For swimmers, the age was 21. For grand masters, it was 31.4. The mean age for setting a track world record is 26.1.
Of course there are outliers in the goalie ranks, greats like Martin Brodeur or Carey Price, whose 30s game still translates. But neither Smith nor Koskinen can be included in any bracket that contains hockey’s greats.

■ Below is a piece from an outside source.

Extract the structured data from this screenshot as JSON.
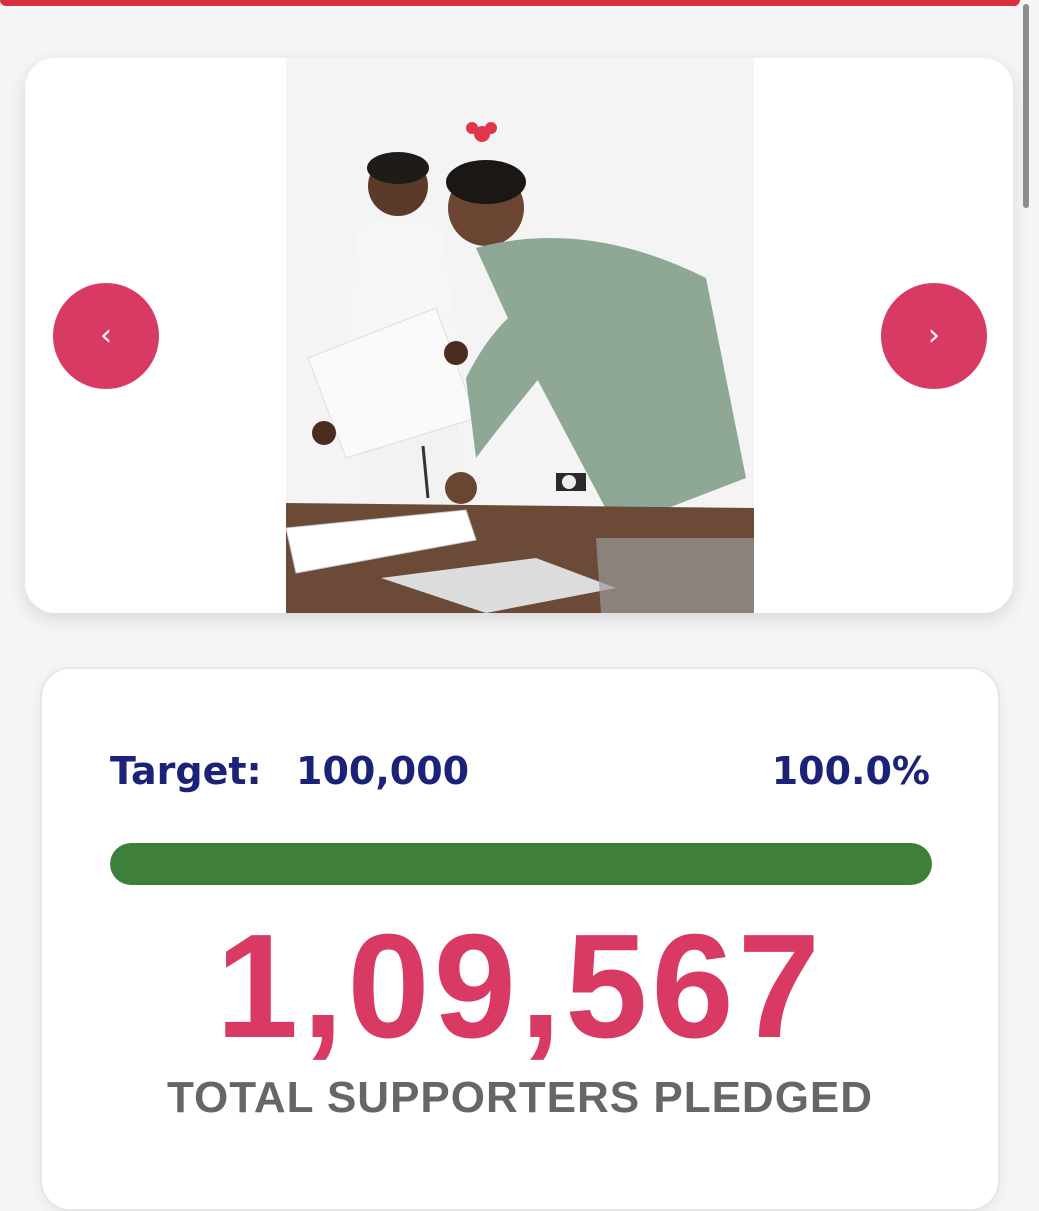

With respect, the two Oilers goalies are not in that echelon of netminder.
So what echelon are they in?
There were 28 goalies who played at age 31 and up last season, though one of those was David Ayres, the 42-year-old practice goalie who beat the Maple Leafs for Carolina. (And it must be noted that the Dallas Stars rode a pair of 33-year-olds — Ben Bishop in the regular season and Anton Khudobin in the playoffs — to a berth in the Stanley Cup Final.)
Among those 28 goalies, only seven posted a save percentage higher than .915: Koskinen and Corey Crawford (.917 apiece), Cam Talbot and Jaroslav Halak (.919), Bishop (.920), Tuukka Rask (.929) and Khudobin (.930).
Fifteen of the 28 had a save percentage of .907 or worse. For perspective, of the 52 goalies who played 25 games or more last season, Smith’s .902 ranked him 42nd.
He’d have to improve to match his age in that category, which isn’t a good sign.
Holland hasn’t finished building in Edmonton, not by a long shot.
He’ll need a goalie, maybe sooner than later.